Le 30 Juillet dernier à l’Hôtel Hilton de Yaoundé, l’Etat Camerounais a signé une convention minière avec CAMALCO SA sur l’exploitation de la bauxite de Minim Martap. Elle doit se dérouler en deux phases : la première phase consistera à exploiter trois plateaux plus riches en alumine qui représente près de 51% pour des réserves prouvées de 99 millions de tonnes avec une production annuelle prévue de 5 millions de tonnes pour une durée de vie de la première phase de 20 ans. Les termes clés de la convention sont les suivantes :
- de 10% des parts gratuites de l’Etat ;
- de la taxe ad valorem au taux de 3% de la valeur marchande ;
- du partage de production au taux de 5% du produit marchand ;
- du fonds de développement du secteur minier au taux de 1 % du chiffre d’affaires hors taxe ;
- du Compte spécial de développement des capacités au taux de 1 % du chiffre d’affaires hors taxe;
- des droits de concession domaniale fixés à 100 000 FCFA/Km2/an ;
- de la taxe à l’exportation au taux de 2% ;
- d’ouverture du capital de la société de projet à hauteur de dix pour cent (10%) aux nationaux
- un pas de porte ou bonus de signature d’un milliard de FCFA que Camalco devra verser à l’Etat Camerounais.
Avant de poursuivre l’analyse, quelques rappels :
Qu’est-ce que la bauxite ?
La bauxite est une roche sédimentaire blanche, rouge ou grise, caractérisée par sa forte teneur en alumine Al₂O₃ et en oxydes de fer. Cette roche constitue le principal minerai permettant la production d’aluminium et de gallium. Elle se forme par altération continentale en climat chaud et humide.
Principaux pays producteurs de bauxite dans le monde en 2023 (en milliers de tonnes)
Caractéristique (production en milliers de tonnes) : Australie (98.000), Guinée (97.000), Chine (93.000), Brésil (31.000).
Historiquement, le Cameroun depuis l’époque coloniale détient deux gisements de bauxite : Fongo Tongo et Minim Martap. Ce sont des gisements connus de tous depuis l’école primaire (Camalco n’a donc pas découvert un gisement de bauxite au Cameroun) et qui n’avaient jamais intéressé les colons. Ils n’avaient aucun intérêt économique, étaient assez éloignés de la côte atlantique, n’avaient pas de grandes réserves et n’étaient pas assez riche en Alumine.
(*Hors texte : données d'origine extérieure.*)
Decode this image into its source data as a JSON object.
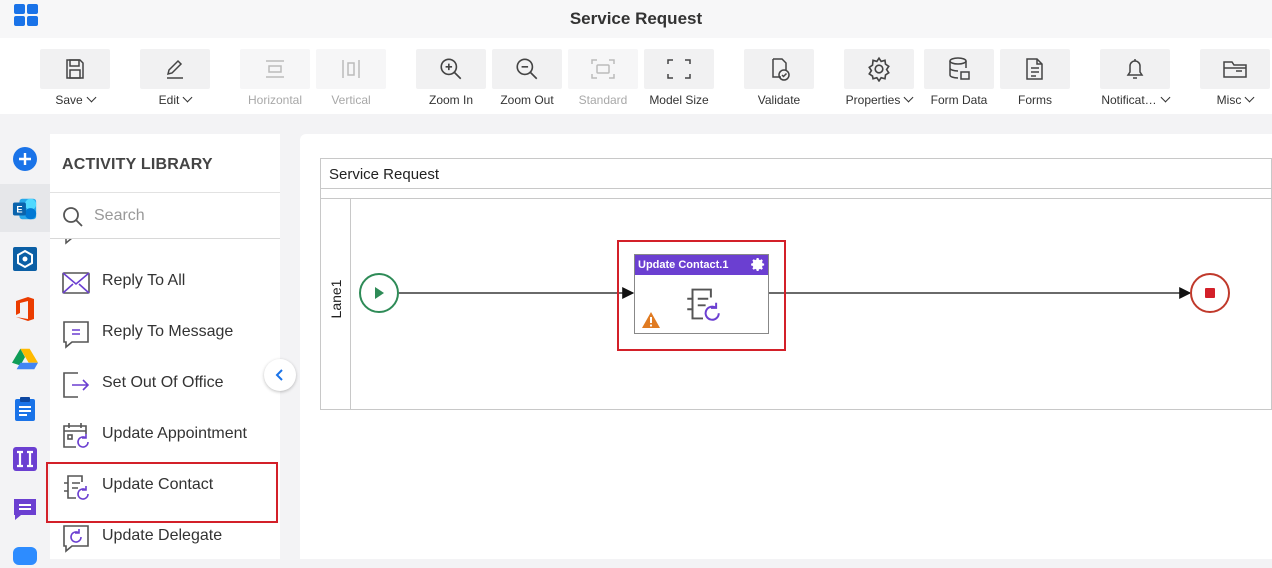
{
  "window": {
    "title": "Service Request"
  },
  "toolbar": {
    "items": [
      {
        "label": "Save",
        "icon": "save-icon",
        "dropdown": true,
        "disabled": false
      },
      {
        "label": "Edit",
        "icon": "edit-icon",
        "dropdown": true,
        "disabled": false
      },
      {
        "label": "Horizontal",
        "icon": "horizontal-icon",
        "dropdown": false,
        "disabled": true
      },
      {
        "label": "Vertical",
        "icon": "vertical-icon",
        "dropdown": false,
        "disabled": true
      },
      {
        "label": "Zoom In",
        "icon": "zoom-in-icon",
        "dropdown": false,
        "disabled": false
      },
      {
        "label": "Zoom Out",
        "icon": "zoom-out-icon",
        "dropdown": false,
        "disabled": false
      },
      {
        "label": "Standard",
        "icon": "standard-icon",
        "dropdown": false,
        "disabled": true
      },
      {
        "label": "Model Size",
        "icon": "model-size-icon",
        "dropdown": false,
        "disabled": false
      },
      {
        "label": "Validate",
        "icon": "validate-icon",
        "dropdown": false,
        "disabled": false
      },
      {
        "label": "Properties",
        "icon": "gear-icon",
        "dropdown": true,
        "disabled": false
      },
      {
        "label": "Form Data",
        "icon": "database-icon",
        "dropdown": false,
        "disabled": false
      },
      {
        "label": "Forms",
        "icon": "forms-icon",
        "dropdown": false,
        "disabled": false
      },
      {
        "label": "Notificat…",
        "icon": "bell-icon",
        "dropdown": true,
        "disabled": false
      },
      {
        "label": "Misc",
        "icon": "folder-icon",
        "dropdown": true,
        "disabled": false
      }
    ]
  },
  "rail": {
    "icons": [
      "add-icon",
      "exchange-icon",
      "box-icon",
      "office-icon",
      "google-drive-icon",
      "clipboard-icon",
      "integration-icon",
      "chat-icon",
      "video-icon"
    ],
    "active": "exchange-icon"
  },
  "library": {
    "title": "ACTIVITY LIBRARY",
    "search_placeholder": "Search",
    "items": [
      {
        "label": "Reply To All",
        "icon": "mail-icon"
      },
      {
        "label": "Reply To Message",
        "icon": "message-icon"
      },
      {
        "label": "Set Out Of Office",
        "icon": "exit-icon"
      },
      {
        "label": "Update Appointment",
        "icon": "calendar-refresh-icon"
      },
      {
        "label": "Update Contact",
        "icon": "contact-refresh-icon",
        "selected": true
      },
      {
        "label": "Update Delegate",
        "icon": "delegate-refresh-icon"
      }
    ]
  },
  "canvas": {
    "pool_title": "Service Request",
    "lane_label": "Lane1",
    "task": {
      "title": "Update Contact.1",
      "warning": true,
      "selected": true
    },
    "colors": {
      "accent": "#6b3fd1",
      "start": "#2e8b57",
      "end": "#c0392b",
      "highlight": "#d32029",
      "warning": "#e67e22"
    }
  }
}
Le Permis de Recherche sur Minim Martap
Au départ, en 2008, les permis sur la bauxite de Minim Martap et de Ngaoundal sont détenus par la Société HYDROMINES INC qui par la suite va changer de dénomination pour devenir la Cameroon Alumina Limited (CAL). En Avril 2011, le Premier Ministre signe l’arrêté portant création du Comité chargé des négociations en vue de la conclusion d’une convention minière entre la société CAL et l’Etat du Cameroun. Malheureusement pour la CAL, l’Etat Camerounais juge les négociations non concluantes et en 2018. Il attribue les mêmes permis à CAMALCO SA, une filiale de Canyon ressources pour une durée de trois ans non renouvelables et avec des objectifs bien précis : confirmer les réserves et boucler les études de faisabilités.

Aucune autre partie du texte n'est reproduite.